Correlation Between TPG RE and Cherry Hill
Can any of the company-specific risk be diversified away by investing in both TPG RE and Cherry Hill at the same time? Although using a correlation coefficient on its own may not help to predict future stock returns, this module helps to understand the diversifiable risk of combining TPG RE and Cherry Hill into the same portfolio, which is an essential part of the fundamental portfolio management process.
By analyzing existing cross correlation between TPG RE Finance and Cherry Hill Mortgage, you can compare the effects of market volatilities on TPG RE and Cherry Hill and check how they will diversify away market risk if combined in the same portfolio for a given time horizon. You can also utilize pair trading strategies of matching a long position in TPG RE with a short position of Cherry Hill. Check out your portfolio center. Please also check ongoing floating volatility patterns of TPG RE and Cherry Hill.
Diversification Opportunities for TPG RE and Cherry Hill
0.86 | Correlation Coefficient |
Very poor diversification
The 3 months correlation between TPG and Cherry is 0.86. Overlapping area represents the amount of risk that can be diversified away by holding TPG RE Finance and Cherry Hill Mortgage in the same portfolio, assuming nothing else is changed. The correlation between historical prices or returns on Cherry Hill Mortgage and TPG RE is a relative statistical measure of the degree to which these equity instruments tend to move together. The correlation coefficient measures the extent to which returns on TPG RE Finance are associated (or correlated) with Cherry Hill. Values of the correlation coefficient range from -1 to +1, where. The correlation of zero (0) is possible when the price movement of Cherry Hill Mortgage has no effect on the direction of TPG RE i.e., TPG RE and Cherry Hill go up and down completely randomly.
Pair Corralation between TPG RE and Cherry Hill
Assuming the 90 days trading horizon TPG RE Finance is expected to generate 2.68 times more return on investment than Cherry Hill. However, TPG RE is 2.68 times more volatile than Cherry Hill Mortgage. It trades about 0.11 of its potential returns per unit of risk. Cherry Hill Mortgage is currently generating about 0.04 per unit of risk. If you would invest 1,647 in TPG RE Finance on August 24, 2024 and sell it today you would earn a total of 273.00 from holding TPG RE Finance or generate 16.58% return on investment over 90 days.

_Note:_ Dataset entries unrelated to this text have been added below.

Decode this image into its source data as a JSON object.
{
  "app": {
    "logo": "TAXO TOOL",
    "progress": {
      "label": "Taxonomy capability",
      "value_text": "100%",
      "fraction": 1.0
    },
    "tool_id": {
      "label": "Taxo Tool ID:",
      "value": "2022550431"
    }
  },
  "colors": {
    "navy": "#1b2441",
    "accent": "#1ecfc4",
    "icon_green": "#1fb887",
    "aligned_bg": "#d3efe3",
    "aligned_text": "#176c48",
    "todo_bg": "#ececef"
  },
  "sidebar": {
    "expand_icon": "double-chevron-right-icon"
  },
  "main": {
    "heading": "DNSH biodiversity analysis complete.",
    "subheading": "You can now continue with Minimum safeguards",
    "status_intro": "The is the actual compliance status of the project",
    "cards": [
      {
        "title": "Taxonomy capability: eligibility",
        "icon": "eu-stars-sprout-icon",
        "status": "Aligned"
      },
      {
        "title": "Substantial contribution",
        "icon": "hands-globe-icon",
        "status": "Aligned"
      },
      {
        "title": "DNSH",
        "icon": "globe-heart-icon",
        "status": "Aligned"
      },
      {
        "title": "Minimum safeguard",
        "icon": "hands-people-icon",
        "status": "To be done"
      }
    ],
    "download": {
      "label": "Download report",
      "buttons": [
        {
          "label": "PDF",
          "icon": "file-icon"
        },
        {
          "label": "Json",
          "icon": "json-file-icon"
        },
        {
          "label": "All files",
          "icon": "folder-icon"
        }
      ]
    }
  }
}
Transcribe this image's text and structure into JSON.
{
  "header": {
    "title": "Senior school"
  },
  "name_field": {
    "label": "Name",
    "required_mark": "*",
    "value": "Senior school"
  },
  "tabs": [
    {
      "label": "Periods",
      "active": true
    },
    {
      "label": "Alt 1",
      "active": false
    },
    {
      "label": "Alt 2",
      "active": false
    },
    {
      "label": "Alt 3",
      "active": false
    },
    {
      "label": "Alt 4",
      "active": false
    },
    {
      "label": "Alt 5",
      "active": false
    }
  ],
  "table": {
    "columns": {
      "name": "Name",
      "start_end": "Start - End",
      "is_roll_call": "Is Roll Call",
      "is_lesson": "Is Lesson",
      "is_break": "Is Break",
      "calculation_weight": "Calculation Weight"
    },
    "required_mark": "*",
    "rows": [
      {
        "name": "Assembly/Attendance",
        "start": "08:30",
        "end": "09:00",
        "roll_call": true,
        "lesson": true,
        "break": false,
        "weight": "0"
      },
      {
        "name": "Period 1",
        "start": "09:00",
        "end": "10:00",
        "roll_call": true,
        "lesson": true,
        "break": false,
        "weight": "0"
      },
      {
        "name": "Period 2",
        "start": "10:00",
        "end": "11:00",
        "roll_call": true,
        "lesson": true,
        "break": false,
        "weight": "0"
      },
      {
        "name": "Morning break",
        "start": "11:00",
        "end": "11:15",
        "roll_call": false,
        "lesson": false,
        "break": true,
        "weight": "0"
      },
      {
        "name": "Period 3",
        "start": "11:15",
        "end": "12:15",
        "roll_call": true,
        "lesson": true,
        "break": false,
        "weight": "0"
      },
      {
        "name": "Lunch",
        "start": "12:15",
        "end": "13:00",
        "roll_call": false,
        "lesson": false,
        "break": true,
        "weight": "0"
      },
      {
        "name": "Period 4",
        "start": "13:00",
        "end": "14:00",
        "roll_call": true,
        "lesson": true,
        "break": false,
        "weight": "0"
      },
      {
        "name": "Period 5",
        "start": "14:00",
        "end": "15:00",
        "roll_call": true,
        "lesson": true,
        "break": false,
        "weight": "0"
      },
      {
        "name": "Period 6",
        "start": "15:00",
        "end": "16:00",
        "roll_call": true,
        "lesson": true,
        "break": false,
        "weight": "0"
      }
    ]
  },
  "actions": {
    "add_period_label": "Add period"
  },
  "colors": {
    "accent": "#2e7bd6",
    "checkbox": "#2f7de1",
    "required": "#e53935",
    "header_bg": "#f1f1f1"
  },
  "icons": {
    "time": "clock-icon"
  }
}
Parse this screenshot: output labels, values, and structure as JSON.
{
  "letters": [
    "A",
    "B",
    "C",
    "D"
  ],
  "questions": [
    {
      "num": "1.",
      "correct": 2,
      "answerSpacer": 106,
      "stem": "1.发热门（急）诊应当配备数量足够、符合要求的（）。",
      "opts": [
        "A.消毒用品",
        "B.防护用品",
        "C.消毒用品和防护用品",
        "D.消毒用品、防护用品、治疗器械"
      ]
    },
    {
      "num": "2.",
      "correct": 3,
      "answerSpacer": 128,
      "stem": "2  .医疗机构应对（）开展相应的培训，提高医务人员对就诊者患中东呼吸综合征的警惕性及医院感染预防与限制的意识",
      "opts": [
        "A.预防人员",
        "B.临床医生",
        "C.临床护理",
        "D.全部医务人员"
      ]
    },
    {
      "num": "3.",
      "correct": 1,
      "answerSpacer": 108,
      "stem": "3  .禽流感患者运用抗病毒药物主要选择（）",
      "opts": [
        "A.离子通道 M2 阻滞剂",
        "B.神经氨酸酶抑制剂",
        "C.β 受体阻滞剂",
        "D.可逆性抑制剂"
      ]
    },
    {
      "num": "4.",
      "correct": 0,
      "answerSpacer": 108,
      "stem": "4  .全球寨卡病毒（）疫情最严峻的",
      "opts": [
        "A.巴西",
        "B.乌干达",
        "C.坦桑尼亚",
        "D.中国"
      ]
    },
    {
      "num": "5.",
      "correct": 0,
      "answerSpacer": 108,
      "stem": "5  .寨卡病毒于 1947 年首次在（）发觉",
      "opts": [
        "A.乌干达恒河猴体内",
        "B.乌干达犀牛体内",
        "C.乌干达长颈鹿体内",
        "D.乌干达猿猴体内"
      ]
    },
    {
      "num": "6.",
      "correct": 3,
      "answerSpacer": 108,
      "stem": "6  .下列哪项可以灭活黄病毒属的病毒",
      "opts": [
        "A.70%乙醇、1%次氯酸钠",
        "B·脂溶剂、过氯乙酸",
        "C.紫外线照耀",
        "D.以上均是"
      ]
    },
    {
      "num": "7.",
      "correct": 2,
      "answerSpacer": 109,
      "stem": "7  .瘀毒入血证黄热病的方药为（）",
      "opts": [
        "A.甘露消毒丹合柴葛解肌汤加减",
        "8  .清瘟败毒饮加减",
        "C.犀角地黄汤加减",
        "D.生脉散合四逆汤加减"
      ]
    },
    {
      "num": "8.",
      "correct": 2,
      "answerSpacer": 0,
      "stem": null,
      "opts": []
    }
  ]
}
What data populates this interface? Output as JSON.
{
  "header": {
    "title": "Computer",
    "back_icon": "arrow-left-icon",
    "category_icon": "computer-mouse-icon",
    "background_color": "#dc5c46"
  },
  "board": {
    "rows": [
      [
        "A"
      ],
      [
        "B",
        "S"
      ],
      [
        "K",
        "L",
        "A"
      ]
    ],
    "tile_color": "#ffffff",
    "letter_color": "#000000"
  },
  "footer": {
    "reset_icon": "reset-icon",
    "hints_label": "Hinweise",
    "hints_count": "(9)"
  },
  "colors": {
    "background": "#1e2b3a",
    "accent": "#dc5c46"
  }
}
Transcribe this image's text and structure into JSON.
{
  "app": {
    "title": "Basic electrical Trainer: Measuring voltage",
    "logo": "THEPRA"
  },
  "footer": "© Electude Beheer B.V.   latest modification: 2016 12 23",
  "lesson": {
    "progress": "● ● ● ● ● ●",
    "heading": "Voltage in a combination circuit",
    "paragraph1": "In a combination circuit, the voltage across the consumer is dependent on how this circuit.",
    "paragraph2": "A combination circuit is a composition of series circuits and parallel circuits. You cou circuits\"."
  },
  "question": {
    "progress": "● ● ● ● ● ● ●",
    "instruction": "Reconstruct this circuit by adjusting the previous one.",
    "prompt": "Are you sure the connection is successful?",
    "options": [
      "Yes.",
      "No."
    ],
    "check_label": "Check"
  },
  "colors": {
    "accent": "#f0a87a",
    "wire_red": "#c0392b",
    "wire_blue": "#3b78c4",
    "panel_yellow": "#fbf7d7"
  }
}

Time Period | 3 Months [change] |
Direction | Moves Together |
Strength | Strong |
Accuracy | 100.0% |
Values | Daily Returns |
TPG RE Finance vs. Cherry Hill Mortgage
Performance |
Timeline |
TPG RE Finance |
Cherry Hill Mortgage |
TPG RE and Cherry Hill Volatility Contrast
Predicted Return Density |
Returns |
Pair Trading with TPG RE and Cherry Hill
The main advantage of trading using opposite TPG RE and Cherry Hill positions is that it hedges away some unsystematic risk. Because of two separate transactions, even if TPG RE position performs unexpectedly, Cherry Hill can make up some of the losses. Pair trading also minimizes risk from directional movements in the market. For example, if an entire industry or sector drops because of unexpected headlines, the short position in Cherry Hill will offset losses from the drop in Cherry Hill's long position.TPG RE vs. ACRES Commercial Realty | TPG RE vs. Arbor Realty Trust | TPG RE vs. Aquagold International | TPG RE vs. Morningstar Unconstrained Allocation |
Cherry Hill vs. ACRES Commercial Realty | Cherry Hill vs. Chimera Investment | Cherry Hill vs. Cherry Hill Mortgage |
Check out your portfolio center.Note that this page's information should be used as a complementary analysis to find the right mix of equity instruments to add to your existing portfolios or create a brand new portfolio. You can also try the Equity Valuation module to check real value of public entities based on technical and fundamental data.